I have two tensors:
import torch
a = torch.randn((2,3,5))
b = torch.tensor([[2.0, 1.0, 2.0],[0.5, 1.0, 1.0]])
And I want to multiply the each element in the last dimension in a with the corresponding element in b. That means when a is:
tensor([[[ 1, 2, 3, 4, 5],
[1, 2, 3, 4, 5],
[1, 2, 3, 4, 5]],
[[1, 2, 3, 4, 5],
[1, 2, 3, 4, 5],
[1, 2, 3, 4, 5]]])
the result should be:
tensor([[[ 2, 4, 6, 8, 10],
[1, 2, 3, 4, 5],
[ 2, 4, 6, 8, 10]],
[[0.5, 1.0, 1.5, 2.0, 2.5],
[1, 2, 3, 4, 5],
[1, 2, 3, 4, 5]]])
How can I do that?
CodePudding user response:
All I need to do, is to add an dimension:
a * b.unsqueeze(-1)
CodePudding user response:
You just need to make the two tensor broadcastable, which is based on the concept of broadcasting in NumPy.

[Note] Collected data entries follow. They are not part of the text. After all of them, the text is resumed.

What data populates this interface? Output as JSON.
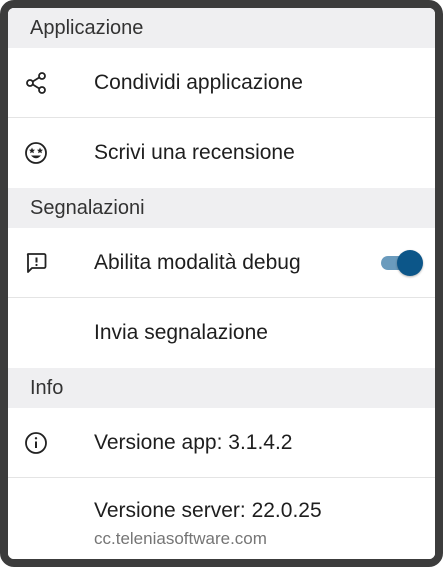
{
  "sections": {
    "applicazione": {
      "header": "Applicazione",
      "items": [
        {
          "label": "Condividi applicazione",
          "icon": "share-icon"
        },
        {
          "label": "Scrivi una recensione",
          "icon": "star-struck-emoji-icon"
        }
      ]
    },
    "segnalazioni": {
      "header": "Segnalazioni",
      "items": [
        {
          "label": "Abilita modalità debug",
          "icon": "feedback-alert-icon",
          "toggle_on": true
        },
        {
          "label": "Invia segnalazione"
        }
      ]
    },
    "info": {
      "header": "Info",
      "items": [
        {
          "label": "Versione app: 3.1.4.2",
          "icon": "info-circle-icon"
        },
        {
          "label": "Versione server: 22.0.25",
          "sublabel": "cc.teleniasoftware.com"
        }
      ]
    }
  },
  "colors": {
    "header_bg": "#efeff1",
    "toggle_thumb": "#0c5689",
    "toggle_track": "#6a9bbd",
    "frame": "#3c3c3c"
  }
}
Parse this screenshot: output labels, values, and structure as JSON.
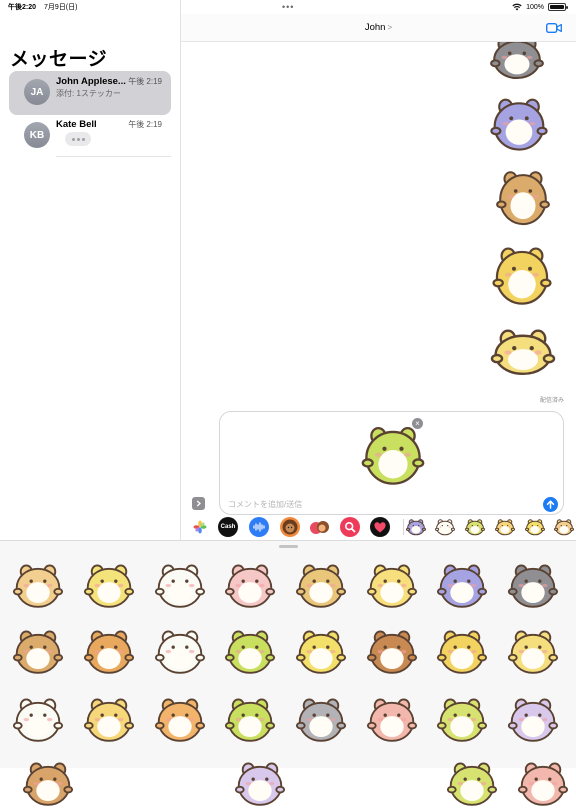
{
  "status_bar": {
    "time": "午後2:20",
    "date": "7月9日(日)",
    "battery": "100%",
    "battery_level": 1.0
  },
  "sidebar": {
    "title": "メッセージ",
    "conversations": [
      {
        "initials": "JA",
        "name": "John Applese...",
        "time": "午後 2:19",
        "preview": "添付: 1ステッカー"
      },
      {
        "initials": "KB",
        "name": "Kate Bell",
        "time": "午後 2:19",
        "preview": ""
      }
    ]
  },
  "header": {
    "contact_name": "John",
    "chevron": ">"
  },
  "transcript": {
    "status": "配信済み"
  },
  "composer": {
    "placeholder": "コメントを追加/送信",
    "remove_glyph": "×"
  },
  "app_drawer": {
    "apps": [
      {
        "name": "photos-app",
        "label": ""
      },
      {
        "name": "apple-cash-app",
        "label": "Cash"
      },
      {
        "name": "audio-message-app",
        "label": ""
      },
      {
        "name": "memoji-app",
        "label": ""
      },
      {
        "name": "memoji-stickers-app",
        "label": ""
      },
      {
        "name": "images-search-app",
        "label": ""
      },
      {
        "name": "digital-touch-app",
        "label": ""
      }
    ]
  },
  "colors": {
    "accent": "#1b7cf5",
    "selected_row": "#d1d1d6",
    "sticker_outline": "#5a4232"
  },
  "stickers": [
    {
      "name": "hamster",
      "body": "#f2cf8e"
    },
    {
      "name": "yellow-bunny",
      "body": "#f4e27a"
    },
    {
      "name": "white-sheep",
      "body": "#fbfbf6"
    },
    {
      "name": "pink-bunny",
      "body": "#f5c7c7"
    },
    {
      "name": "hedgehog",
      "body": "#e9c67a"
    },
    {
      "name": "yellow-cat",
      "body": "#f6df7c"
    },
    {
      "name": "purple-cat",
      "body": "#a5a3e2"
    },
    {
      "name": "grey-seal",
      "body": "#8f8f93"
    },
    {
      "name": "brown-otter",
      "body": "#dbab6c"
    },
    {
      "name": "orange-hamster",
      "body": "#e8a95f"
    },
    {
      "name": "white-bunny",
      "body": "#fbfbf6"
    },
    {
      "name": "green-dino",
      "body": "#c8df5f"
    },
    {
      "name": "yellow-chick",
      "body": "#f3e06a"
    },
    {
      "name": "brown-poodle",
      "body": "#c88a52"
    },
    {
      "name": "lion",
      "body": "#f2d35f"
    },
    {
      "name": "turtle",
      "body": "#f4de7e"
    },
    {
      "name": "cow",
      "body": "#fbfbf6"
    },
    {
      "name": "shiba-dog",
      "body": "#f6d87a"
    },
    {
      "name": "tiger",
      "body": "#f2b46b"
    },
    {
      "name": "green-croc",
      "body": "#c8df5f"
    },
    {
      "name": "grey-mouse",
      "body": "#b3b2b7"
    },
    {
      "name": "pink-pig",
      "body": "#f3b8ad"
    },
    {
      "name": "green-frog",
      "body": "#d7e371"
    },
    {
      "name": "purple-owl",
      "body": "#d8c8ec"
    },
    {
      "name": "red-panda",
      "body": "#d9a46a"
    }
  ],
  "sent_stickers": [
    {
      "name": "grey-seal",
      "body": "#8f8f93"
    },
    {
      "name": "purple-cat",
      "body": "#a5a3e2"
    },
    {
      "name": "brown-otter",
      "body": "#dbab6c"
    },
    {
      "name": "lion",
      "body": "#f2d35f"
    },
    {
      "name": "turtle",
      "body": "#f4de7e"
    }
  ],
  "staged_sticker": {
    "name": "green-croc",
    "body": "#c8df5f"
  }
}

Loosely speaking, you want to have a 1
in the tensor's shape
when the dimensions do not match.
There are a couple of methods:
- reshaping, e.g.
a * b.reshape(b.shape (1,))
- slicing with
None
axes, e.g.a * b[..., None]
- unsqueezing, e.g.
a * b.unsqueeze(-1)
While the most flexible is reshaping, slicing is typically the most convenient, yet fairly explicit.